Sounding like a nursery or Dr. Suess rhyme came the question I asked myself two Sundays ago when it became clear that my embryo transfer did not “take.” After about a week of waiting, Googling “How to survive the two week wait” (so common, it even has a handy shorthand of 2WW), poking and prodding my body, analyzing every change or perceived change — in direct flouting of all the suggestions from the aforementioned Googling… — J and I came to know that this time didn’t “work.”
And when I told him, when I asked him how he felt, he said, “Disappointed.”
A few notes about J. When we met, he was 43, a so-close-to-being-confirmed bachelor that he wondered if he would indeed ever find someone to be with, let alone marry. He was, and is, persnickety, exacting, a creature of habit yet loathe to make plans for fear they may impinge on whatever spontaneous outdoor adventure may, perhaps, possibly, crop up. The rootedness of his idiosyncrasies meant that there was a narrow aperture through which a mate might skate, so narrow that his hope of having a partner felt increasingly elusive — family an order of magnitude more. Being a family man was not a dream of his boyhood or young adulthood; it simply wasn’t on his map.
And yet, when we started dating four years ago now, within the first month I knew that I had to bring up the “kids” conversation as it was on my map. We were eating on the back patio of a burger joint near my old apartment. Plates of sweet potato fries decimated between us, napkins curled up into balls, we sat in the dappled sunshine and I screwed up my courage: “So, what do you think about kids?”
I’m sure his answer was a quick-witted quip that soon turned earnest, as he did and does. He said he was ambivalent.
Not wanting to appear like this was a deal-breaker, not wanting it to seem that this would be an irrevocable rift, I, too, said I could “go either way.” And soon we parted for the afternoon. A few hours later I was on the phone with a close friend. I still remember sitting in the driver’s seat of my car, where I was parked, the color of the October leaves through the windows.
“You want kids,” she told me on the phone, “you’ve been pretty clear about that for several years.”
“Yeah,” I hedged, “but I don’t need them. I mean, I have students I teach and as long as I have children’s laughter in my life, that’s enough.”
“I’m telling you that’s not your truth,” she insisted. “If this is something you really want, you can’t just throw it aside as though it’s not. You will be miserable.”
And she was right. So I called J back and asked if we could talk. I told him that although I’d said that I could go either way about kids, I really couldn’t. And that if we really wanted to see where this would go, he needed to know that in that picture, for me, would always be a family.
He said okay. It was still early days, just a month in — plenty of time, I thought, for him to adjust the way he felt about having a family.
So we carried on. We went skiing, we went on trips, we snuggled and laughed and caught each others’ eye. And every now and then, I’d ask the question about how he felt about kids.
The answer remained “Ambivalent.” It remained so through meeting my family, through a 5-month break-up and reconciliation, through our engagement, and even through our wedding.
And I convinced myself that his stance, disappointing though it was (intermittently bordering on heart-breakingly devastating), it was at least not a “No.”
I convinced myself, sometimes rightly, that J had changed so much in our time together, had softened, had loosened, had lightened, that perhaps in time this same opening would traverse into the realm of our having a family.

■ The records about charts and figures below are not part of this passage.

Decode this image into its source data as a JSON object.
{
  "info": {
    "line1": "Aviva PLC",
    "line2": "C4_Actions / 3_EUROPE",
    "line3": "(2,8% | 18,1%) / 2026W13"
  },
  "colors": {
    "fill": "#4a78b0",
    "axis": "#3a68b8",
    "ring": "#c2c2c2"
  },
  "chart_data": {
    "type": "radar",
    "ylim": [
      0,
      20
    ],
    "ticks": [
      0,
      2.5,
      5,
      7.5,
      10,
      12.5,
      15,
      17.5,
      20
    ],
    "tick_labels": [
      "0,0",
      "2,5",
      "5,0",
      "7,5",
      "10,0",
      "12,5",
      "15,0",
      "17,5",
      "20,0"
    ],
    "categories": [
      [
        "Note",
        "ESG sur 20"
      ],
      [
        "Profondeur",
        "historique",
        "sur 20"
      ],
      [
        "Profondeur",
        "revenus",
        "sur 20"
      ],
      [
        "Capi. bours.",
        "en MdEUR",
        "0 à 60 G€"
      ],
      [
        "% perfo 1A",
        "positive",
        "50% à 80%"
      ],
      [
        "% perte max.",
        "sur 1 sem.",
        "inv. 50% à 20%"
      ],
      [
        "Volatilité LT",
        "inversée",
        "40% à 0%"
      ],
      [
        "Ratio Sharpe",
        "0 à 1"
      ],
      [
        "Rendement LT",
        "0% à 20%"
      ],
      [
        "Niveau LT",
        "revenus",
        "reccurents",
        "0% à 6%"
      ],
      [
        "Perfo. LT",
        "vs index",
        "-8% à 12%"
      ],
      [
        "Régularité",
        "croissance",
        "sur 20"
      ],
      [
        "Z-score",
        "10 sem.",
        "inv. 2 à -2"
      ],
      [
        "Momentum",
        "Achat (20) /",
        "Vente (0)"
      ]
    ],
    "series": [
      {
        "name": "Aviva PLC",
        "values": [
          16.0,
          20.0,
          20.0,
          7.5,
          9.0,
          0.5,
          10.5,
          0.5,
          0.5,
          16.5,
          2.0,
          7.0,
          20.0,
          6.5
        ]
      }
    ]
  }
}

And yet, his answer remained the same through our early pregnancy attempts, through our miscarriages, and even into the “serious as cancer” business of IVF. I mean, you can’t rightly state that you don’t want to have kids as you’re ejaculating into a cup! But, I suppose you can state that you are ambivalent — if it happens, cool; if it doesn’t, cool.
His answer remained, sometimes cheekily, sometimes frighteningly earnest, “This isn’t going to affect my life in any way, right?” And I would tell him that A) it would, and B) that he would still get to go skiing. And then I would roll my eyes so hard they stayed that way.
But, when, just a fortnight ago, I asked him how he felt and he replied, “Disappointed,” I was a bit shocked (and secretly elated).
I asked him to say more.
He said he’d been beginning to look forward to it, to having a family, to being a dad.
He’d been increasingly wondering about whether the homes we toured had enough space for a family, for kids.
He’d even started watching kids in public a little more, this time without an air of withstanding some unpleasantness or as though watching an alien species. He started to talk about kids’ skiing lessons, about cars big enough for all our gear — he even knew about the Snoo.
He said he was disappointed, that he was looking forward to it.
And so, following our “miss,” in perhaps one of the most bittersweet wins in history, my husband — the love of my life, my collaborator and my irritant, my playmate and my shoulder — begins to look forward to our future as a family.